UK Finance also observed, however, that finance firms are aware of the risks associated with AI usage, such as the potential for LLMs to show bias and for companies to become reliant on third party AI developers.
“Generative AI has created a lot of interest among the public and policymakers,” says Jana Mackintosh, Managing Director of Payments and Innovation at UK Finance. “It is an exciting new technology that has real potential, but also brings potential risks that will need to be managed.”
The fact that DeepSeek-R1 has been produced at such a comparatively low cost may also give SME fintechs confidence that they too could develop their own models, whether to supply to others, reduce reliance on third parties, or both.
“This opens the door for smaller, more agile players to compete, potentially driving more innovation,” says Levy. “With limited resources, they (DeepSeek) proved that scrappy, innovative teams can shake up the industry, even on a shoestring budget.”
Even Trump has expressed a similar sentiment. In his address, the President came across as almost complimentary towards the DeepSeek developers, dropping the often confrontational tone his discourse around China has taken over the past 10 years.
“This is very unusual, when you hear a ‘DeepSeek’, when you hear somebody coming up with something … we always have the ideas, we’re always first,” he said in his address.
“I say this could be a positive development, that it could very much be a positive development. Instead of spending millions and billions you could spend less and come up with the same solution.”
Shaking up stocks
The DeepSeek-R1 launch has had impacts beyond just the signalling of competition.

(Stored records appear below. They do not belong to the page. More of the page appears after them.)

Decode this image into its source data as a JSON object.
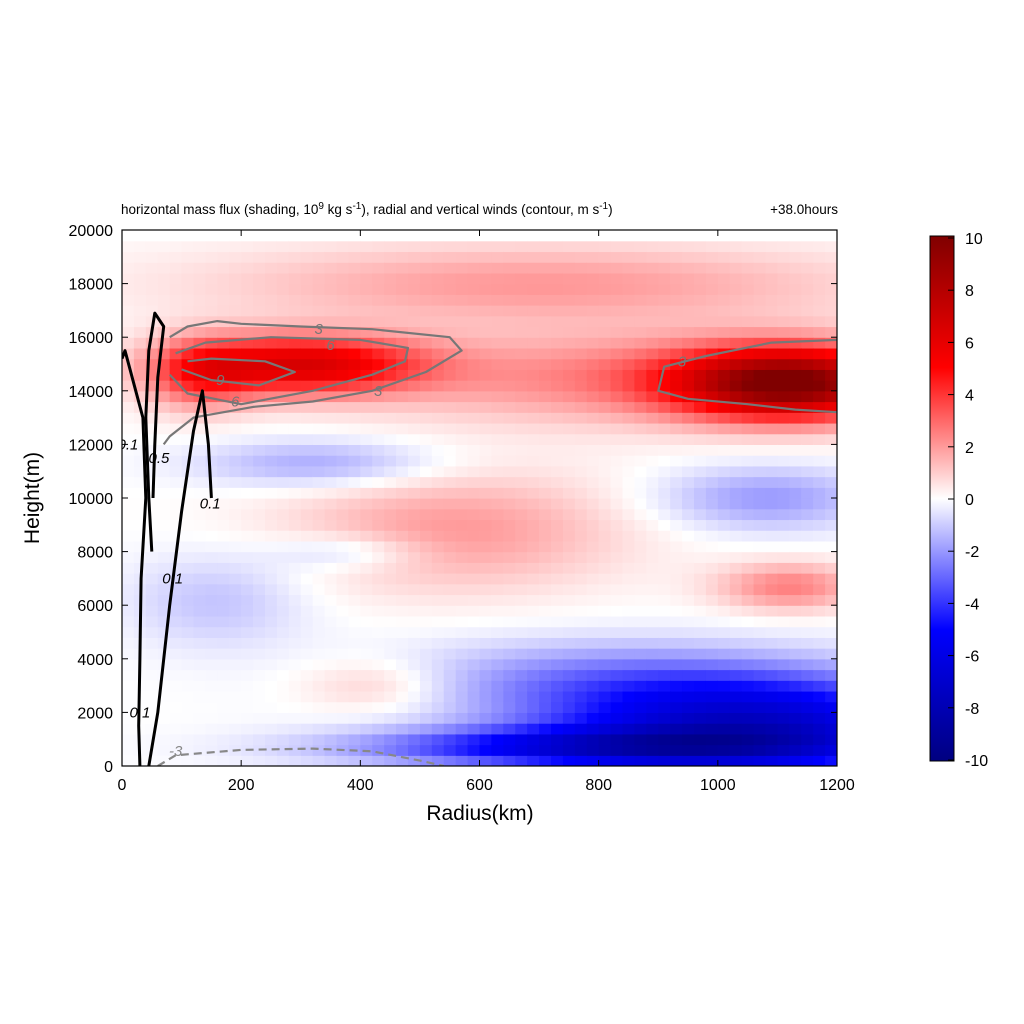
{
  "chart_data": {
    "type": "heatmap",
    "title_parts": {
      "a": "horizontal mass flux (shading, 10",
      "a_sup": "9",
      "b": " kg s",
      "b_sup": "-1",
      "c": "), radial and vertical winds (contour, m s",
      "c_sup": "-1",
      "d": ")"
    },
    "time_label": "+38.0hours",
    "xlabel": "Radius(km)",
    "ylabel": "Height(m)",
    "xlim": [
      0,
      1200
    ],
    "ylim": [
      0,
      20000
    ],
    "xticks": [
      "0",
      "200",
      "400",
      "600",
      "800",
      "1000",
      "1200"
    ],
    "yticks": [
      "0",
      "2000",
      "4000",
      "6000",
      "8000",
      "10000",
      "12000",
      "14000",
      "16000",
      "18000",
      "20000"
    ],
    "colorbar": {
      "range": [
        -10,
        10
      ],
      "ticks": [
        "10",
        "8",
        "6",
        "4",
        "2",
        "0",
        "-2",
        "-4",
        "-6",
        "-8",
        "-10"
      ],
      "colors": [
        "#000080",
        "#0000ff",
        "#ffffff",
        "#ff0000",
        "#800000"
      ]
    },
    "shading_blobs": [
      {
        "r": 300,
        "z": 15000,
        "rr": 200,
        "rz": 1100,
        "v": 6
      },
      {
        "r": 130,
        "z": 14600,
        "rr": 90,
        "rz": 1300,
        "v": 3
      },
      {
        "r": 1120,
        "z": 14300,
        "rr": 190,
        "rz": 1300,
        "v": 9
      },
      {
        "r": 860,
        "z": 14500,
        "rr": 450,
        "rz": 1700,
        "v": 2.5
      },
      {
        "r": 700,
        "z": 18000,
        "rr": 550,
        "rz": 1500,
        "v": 2
      },
      {
        "r": 560,
        "z": 8800,
        "rr": 280,
        "rz": 2200,
        "v": 2
      },
      {
        "r": 430,
        "z": 3000,
        "rr": 130,
        "rz": 1000,
        "v": 1.3
      },
      {
        "r": 1120,
        "z": 6700,
        "rr": 120,
        "rz": 900,
        "v": 2.5
      },
      {
        "r": 1060,
        "z": 1500,
        "rr": 330,
        "rz": 1900,
        "v": -7
      },
      {
        "r": 780,
        "z": 700,
        "rr": 380,
        "rz": 750,
        "v": -5
      },
      {
        "r": 780,
        "z": 3200,
        "rr": 330,
        "rz": 1500,
        "v": -2
      },
      {
        "r": 1080,
        "z": 10000,
        "rr": 180,
        "rz": 1200,
        "v": -2
      },
      {
        "r": 330,
        "z": 11300,
        "rr": 200,
        "rz": 900,
        "v": -1.8
      },
      {
        "r": 380,
        "z": 8000,
        "rr": 130,
        "rz": 700,
        "v": -1.3
      },
      {
        "r": 160,
        "z": 6200,
        "rr": 150,
        "rz": 1800,
        "v": -1.2
      }
    ],
    "contours": [
      {
        "value": 3,
        "label": "3",
        "color": "#777777",
        "dash": false,
        "points": [
          [
            70,
            12000
          ],
          [
            80,
            12300
          ],
          [
            120,
            13000
          ],
          [
            220,
            13400
          ],
          [
            320,
            13600
          ],
          [
            420,
            14000
          ],
          [
            510,
            14700
          ],
          [
            570,
            15500
          ],
          [
            550,
            16000
          ],
          [
            420,
            16300
          ],
          [
            300,
            16400
          ],
          [
            200,
            16500
          ],
          [
            160,
            16600
          ],
          [
            110,
            16400
          ],
          [
            80,
            16000
          ]
        ],
        "labels": [
          {
            "x": 330,
            "y": 16300,
            "t": "3"
          },
          {
            "x": 430,
            "y": 14000,
            "t": "3"
          }
        ]
      },
      {
        "value": 6,
        "label": "6",
        "color": "#777777",
        "dash": false,
        "points": [
          [
            80,
            14600
          ],
          [
            110,
            13900
          ],
          [
            200,
            13500
          ],
          [
            320,
            14000
          ],
          [
            420,
            14600
          ],
          [
            475,
            15100
          ],
          [
            480,
            15600
          ],
          [
            400,
            15900
          ],
          [
            250,
            16000
          ],
          [
            140,
            15800
          ],
          [
            90,
            15400
          ]
        ],
        "labels": [
          {
            "x": 350,
            "y": 15700,
            "t": "6"
          },
          {
            "x": 190,
            "y": 13600,
            "t": "6"
          }
        ]
      },
      {
        "value": 9,
        "label": "9",
        "color": "#777777",
        "dash": false,
        "points": [
          [
            100,
            14800
          ],
          [
            150,
            14400
          ],
          [
            230,
            14200
          ],
          [
            290,
            14700
          ],
          [
            240,
            15100
          ],
          [
            150,
            15200
          ],
          [
            110,
            15100
          ]
        ],
        "labels": [
          {
            "x": 165,
            "y": 14400,
            "t": "9"
          }
        ]
      },
      {
        "value": 3,
        "label": "3",
        "color": "#777777",
        "dash": false,
        "points": [
          [
            1200,
            15900
          ],
          [
            1090,
            15800
          ],
          [
            980,
            15300
          ],
          [
            910,
            14900
          ],
          [
            900,
            14000
          ],
          [
            950,
            13700
          ],
          [
            1050,
            13500
          ],
          [
            1130,
            13300
          ],
          [
            1200,
            13200
          ]
        ],
        "labels": [
          {
            "x": 940,
            "y": 15100,
            "t": "3"
          }
        ]
      },
      {
        "value": -3,
        "label": "-3",
        "color": "#888888",
        "dash": true,
        "points": [
          [
            60,
            0
          ],
          [
            90,
            400
          ],
          [
            200,
            600
          ],
          [
            320,
            650
          ],
          [
            420,
            550
          ],
          [
            500,
            200
          ],
          [
            540,
            0
          ]
        ],
        "labels": [
          {
            "x": 90,
            "y": 560,
            "t": "-3"
          }
        ]
      },
      {
        "value": 0.1,
        "label": "0.1",
        "color": "#000000",
        "dash": false,
        "points": [
          [
            30,
            0
          ],
          [
            28,
            1500
          ],
          [
            30,
            4000
          ],
          [
            32,
            7000
          ],
          [
            40,
            10000
          ],
          [
            35,
            13000
          ],
          [
            5,
            15500
          ],
          [
            0,
            15200
          ]
        ],
        "labels": [
          {
            "x": 30,
            "y": 2000,
            "t": "0.1"
          },
          {
            "x": 10,
            "y": 12000,
            "t": "0.1"
          }
        ]
      },
      {
        "value": 0.1,
        "label": "0.1",
        "color": "#000000",
        "dash": false,
        "points": [
          [
            45,
            0
          ],
          [
            60,
            2000
          ],
          [
            80,
            6000
          ],
          [
            100,
            9500
          ],
          [
            120,
            12500
          ],
          [
            135,
            14000
          ],
          [
            145,
            12000
          ],
          [
            150,
            10000
          ]
        ],
        "labels": [
          {
            "x": 85,
            "y": 7000,
            "t": "0.1"
          },
          {
            "x": 148,
            "y": 9800,
            "t": "0.1"
          }
        ]
      },
      {
        "value": 0.5,
        "label": "0.5",
        "color": "#000000",
        "dash": false,
        "points": [
          [
            50,
            8000
          ],
          [
            45,
            10000
          ],
          [
            40,
            13000
          ],
          [
            45,
            15500
          ],
          [
            55,
            16900
          ],
          [
            70,
            16400
          ],
          [
            60,
            14500
          ],
          [
            55,
            12000
          ],
          [
            52,
            10000
          ]
        ],
        "labels": [
          {
            "x": 62,
            "y": 11500,
            "t": "0.5"
          }
        ]
      }
    ]
  }
}
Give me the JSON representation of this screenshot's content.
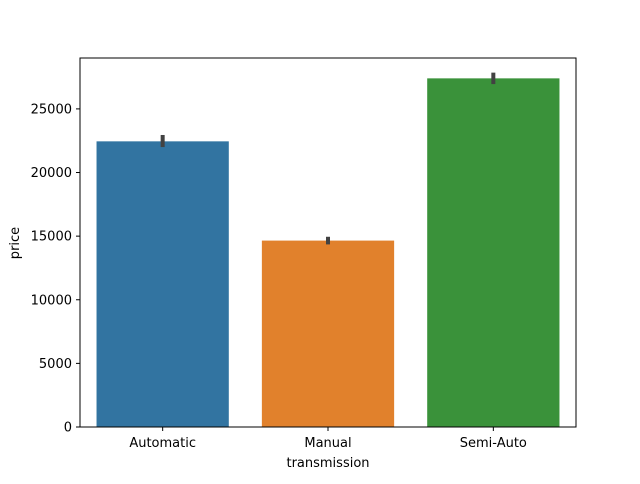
{
  "chart_data": {
    "type": "bar",
    "title": "",
    "xlabel": "transmission",
    "ylabel": "price",
    "categories": [
      "Automatic",
      "Manual",
      "Semi-Auto"
    ],
    "values": [
      22450,
      14650,
      27400
    ],
    "error_bars": [
      {
        "low": 22000,
        "high": 22950
      },
      {
        "low": 14350,
        "high": 14950
      },
      {
        "low": 26950,
        "high": 27850
      }
    ],
    "colors": [
      "#3274a1",
      "#e1812c",
      "#3a923a"
    ],
    "error_color": "#424242",
    "ylim": [
      0,
      29000
    ],
    "yticks": [
      0,
      5000,
      10000,
      15000,
      20000,
      25000
    ],
    "ytick_labels": [
      "0",
      "5000",
      "10000",
      "15000",
      "20000",
      "25000"
    ],
    "grid": false,
    "legend": "none"
  }
}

As noted above, a number of companies have suffered on the stock market as a result.
Nvidia, the Californian multinational tech giant, suffered the most widely published stock plunge in the aftermath of the DeepSeek elevation. The company’s share prices plummeted by a total of $600bn, though by the looks of things on the Nasdaq it is slowly starting to rebound.

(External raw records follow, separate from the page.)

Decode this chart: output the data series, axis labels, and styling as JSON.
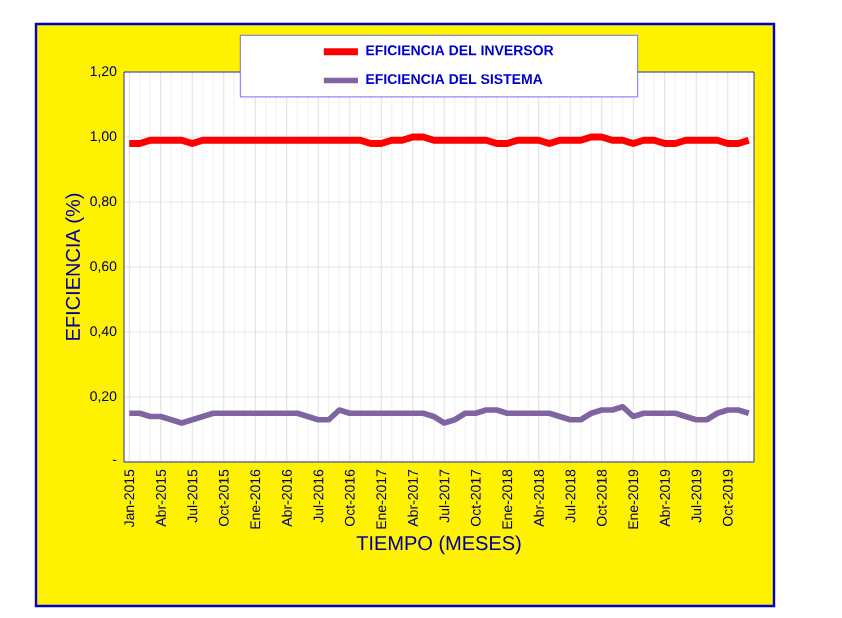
{
  "chart_data": {
    "type": "line",
    "xlabel": "TIEMPO (MESES)",
    "ylabel": "EFICIENCIA (%)",
    "categories": [
      "Jan-2015",
      null,
      null,
      "Abr-2015",
      null,
      null,
      "Jul-2015",
      null,
      null,
      "Oct-2015",
      null,
      null,
      "Ene-2016",
      null,
      null,
      "Abr-2016",
      null,
      null,
      "Jul-2016",
      null,
      null,
      "Oct-2016",
      null,
      null,
      "Ene-2017",
      null,
      null,
      "Abr-2017",
      null,
      null,
      "Jul-2017",
      null,
      null,
      "Oct-2017",
      null,
      null,
      "Ene-2018",
      null,
      null,
      "Abr-2018",
      null,
      null,
      "Jul-2018",
      null,
      null,
      "Oct-2018",
      null,
      null,
      "Ene-2019",
      null,
      null,
      "Abr-2019",
      null,
      null,
      "Jul-2019",
      null,
      null,
      "Oct-2019",
      null,
      null
    ],
    "series": [
      {
        "name": "EFICIENCIA DEL INVERSOR",
        "color": "#ff0000",
        "values": [
          0.98,
          0.98,
          0.99,
          0.99,
          0.99,
          0.99,
          0.98,
          0.99,
          0.99,
          0.99,
          0.99,
          0.99,
          0.99,
          0.99,
          0.99,
          0.99,
          0.99,
          0.99,
          0.99,
          0.99,
          0.99,
          0.99,
          0.99,
          0.98,
          0.98,
          0.99,
          0.99,
          1.0,
          1.0,
          0.99,
          0.99,
          0.99,
          0.99,
          0.99,
          0.99,
          0.98,
          0.98,
          0.99,
          0.99,
          0.99,
          0.98,
          0.99,
          0.99,
          0.99,
          1.0,
          1.0,
          0.99,
          0.99,
          0.98,
          0.99,
          0.99,
          0.98,
          0.98,
          0.99,
          0.99,
          0.99,
          0.99,
          0.98,
          0.98,
          0.99
        ]
      },
      {
        "name": "EFICIENCIA DEL SISTEMA",
        "color": "#8064a2",
        "values": [
          0.15,
          0.15,
          0.14,
          0.14,
          0.13,
          0.12,
          0.13,
          0.14,
          0.15,
          0.15,
          0.15,
          0.15,
          0.15,
          0.15,
          0.15,
          0.15,
          0.15,
          0.14,
          0.13,
          0.13,
          0.16,
          0.15,
          0.15,
          0.15,
          0.15,
          0.15,
          0.15,
          0.15,
          0.15,
          0.14,
          0.12,
          0.13,
          0.15,
          0.15,
          0.16,
          0.16,
          0.15,
          0.15,
          0.15,
          0.15,
          0.15,
          0.14,
          0.13,
          0.13,
          0.15,
          0.16,
          0.16,
          0.17,
          0.14,
          0.15,
          0.15,
          0.15,
          0.15,
          0.14,
          0.13,
          0.13,
          0.15,
          0.16,
          0.16,
          0.15
        ]
      }
    ],
    "ylim": [
      0,
      1.2
    ],
    "yticks": [
      {
        "value": 0,
        "label": "-"
      },
      {
        "value": 0.2,
        "label": "0,20"
      },
      {
        "value": 0.4,
        "label": "0,40"
      },
      {
        "value": 0.6,
        "label": "0,60"
      },
      {
        "value": 0.8,
        "label": "0,80"
      },
      {
        "value": 1.0,
        "label": "1,00"
      },
      {
        "value": 1.2,
        "label": "1,20"
      }
    ],
    "grid": true,
    "legend": "top",
    "marker": "none",
    "line_style": "solid"
  }
}
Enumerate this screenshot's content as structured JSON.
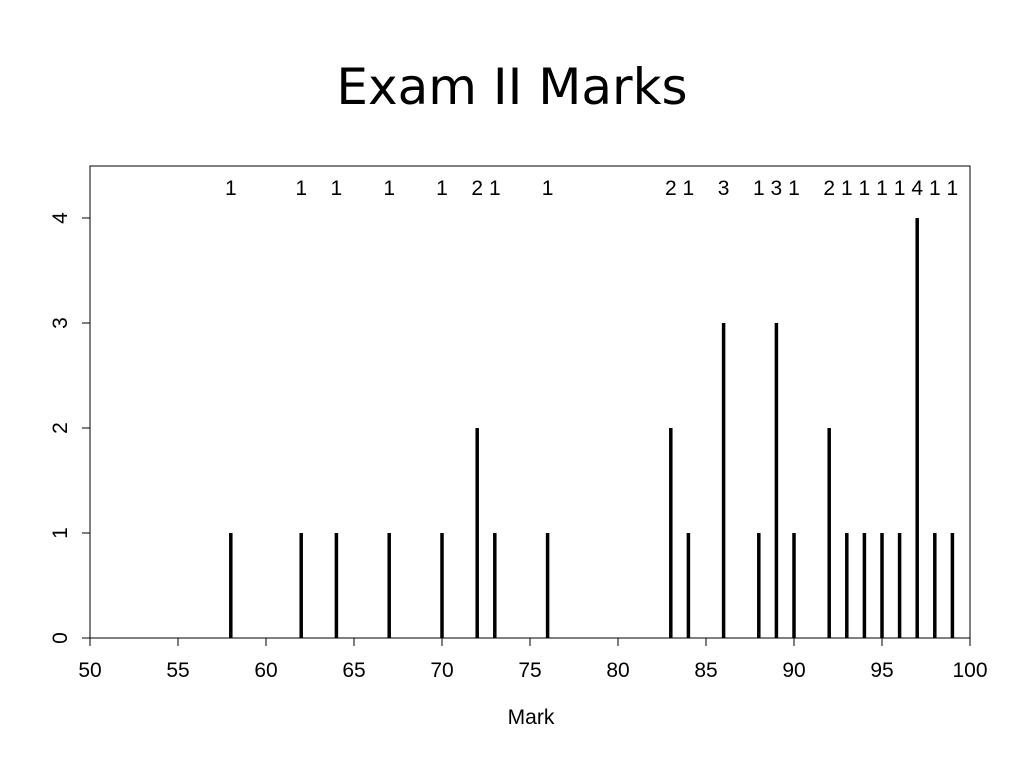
{
  "slide": {
    "title": "Exam II Marks"
  },
  "chart_data": {
    "type": "bar",
    "title": "Exam II Marks",
    "xlabel": "Mark",
    "ylabel": "",
    "xlim": [
      50,
      100
    ],
    "ylim": [
      0,
      4.5
    ],
    "x_ticks": [
      50,
      55,
      60,
      65,
      70,
      75,
      80,
      85,
      90,
      95,
      100
    ],
    "y_ticks": [
      0,
      1,
      2,
      3,
      4
    ],
    "grid": false,
    "legend": "none",
    "bar_color": "#000000",
    "count_labels_above_plot": true,
    "x": [
      58,
      62,
      64,
      67,
      70,
      72,
      73,
      76,
      83,
      84,
      86,
      88,
      89,
      90,
      92,
      93,
      94,
      95,
      96,
      97,
      98,
      99
    ],
    "values": [
      1,
      1,
      1,
      1,
      1,
      2,
      1,
      1,
      2,
      1,
      3,
      1,
      3,
      1,
      2,
      1,
      1,
      1,
      1,
      4,
      1,
      1
    ]
  }
}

Other major AI developers – the aforementioned Meta, Microsoft and OpenAI being the most obvious examples – may have been nervously watching the stock tickers while planning for how this new low-cost rival could impact bottom lines.

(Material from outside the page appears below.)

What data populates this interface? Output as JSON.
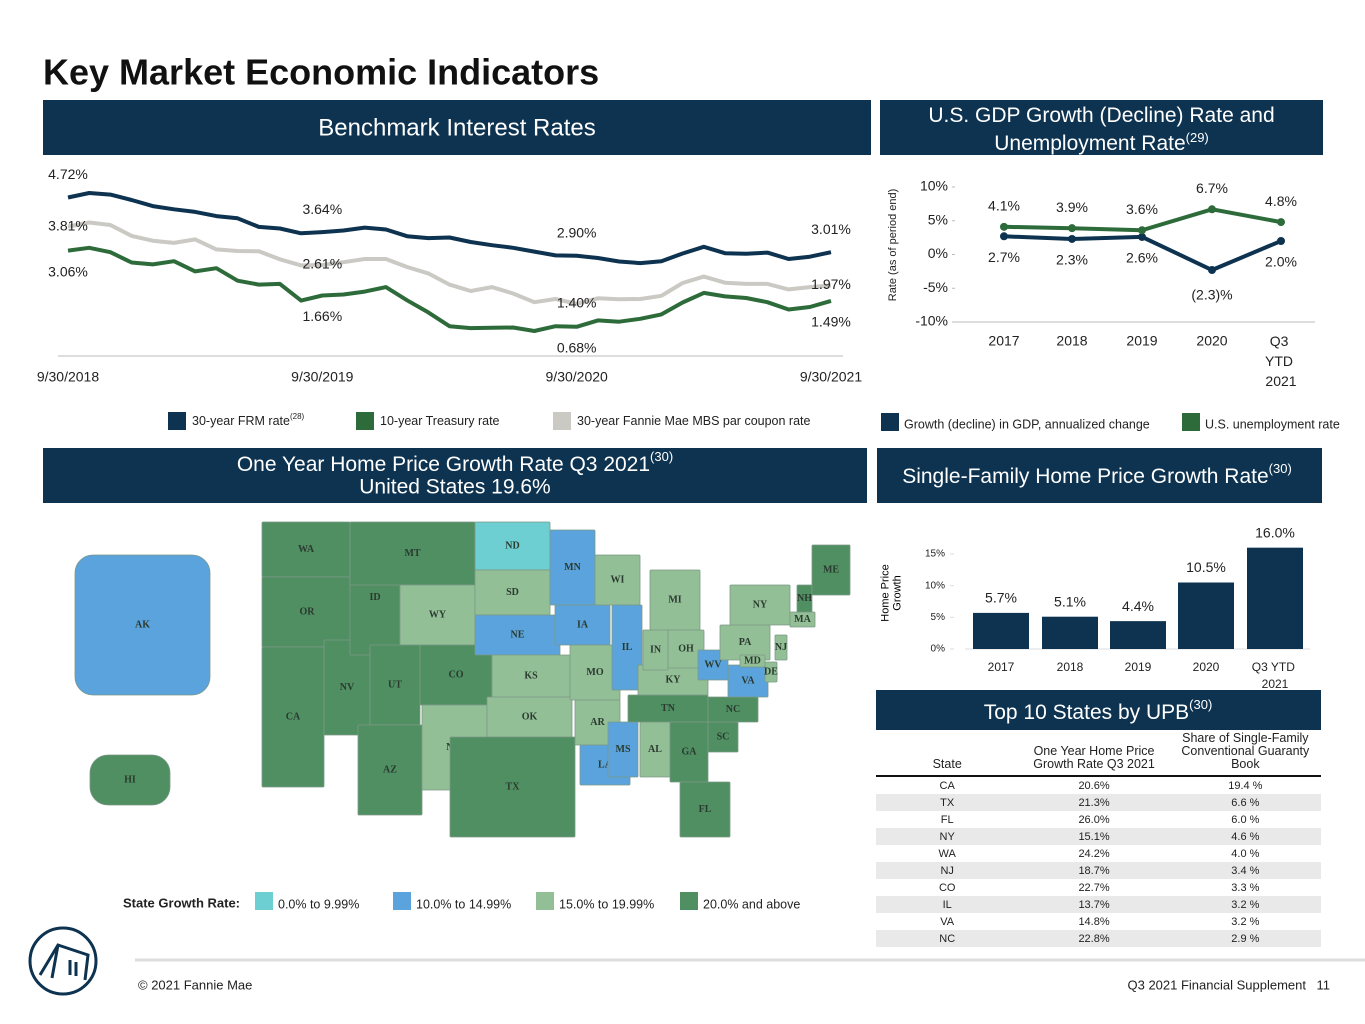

Meanwhile, crypto has also felt the burn after a long run of soaring valuations amid confidence in the pro-crypto position of Trump’s second US administration. Bitcoin experienced a notable fall after months of rising value, falling to below $100,000 for the first time since early December.
This is partly because DeepSeek projected that adherence market conditions would impact crypto, though a mixed response to Trump’s executive order on cryptocurrency late last week – which wasn’t as concrete as some may have hoped – also played its part.
Crypto is of course no stranger to volatility though – the sector took a huge hit in 2022 following the collapse of FTX, and has rebounded strongly since with Bitcoin achieving the $100,000 mark in November following Trump’s election victory.

Back on the topic of DeepSeek AI, it is important to note that any geopolitical competition between the US and China around AI is far from over. As made clear, Trump wants to see US tech rebound from this and perhaps even benefit from this new low-cost AI solution.
To go back to Sputnik references, the USSR may have been the first country to put a satellite and later a man in space, but the USA ultimately emerged the victor in the Space Race when it put a man on the moon in 1969 – nearly 60 years later, Trump’s government and US big tech are going to be gunning for a repeat on the AI front.
Lastly, regarding DeepSeek-R1’s capabilities, it is also important to remember that any good salesperson knows how to promote their product. Also, the fact that the AI solution was hit by a cyberattack yesterday afternoon, resulting in a temporary limitation of user registrations, suggests it may not be quite 100%, at least not yet.
“While impressive, we should remain sceptical of any claims made by those with a vested interest in their own success,” adds Levy. “Before jumping to conclusions about the broader AI landscape, we need more time to test these models and understand how they achieved these numbers.”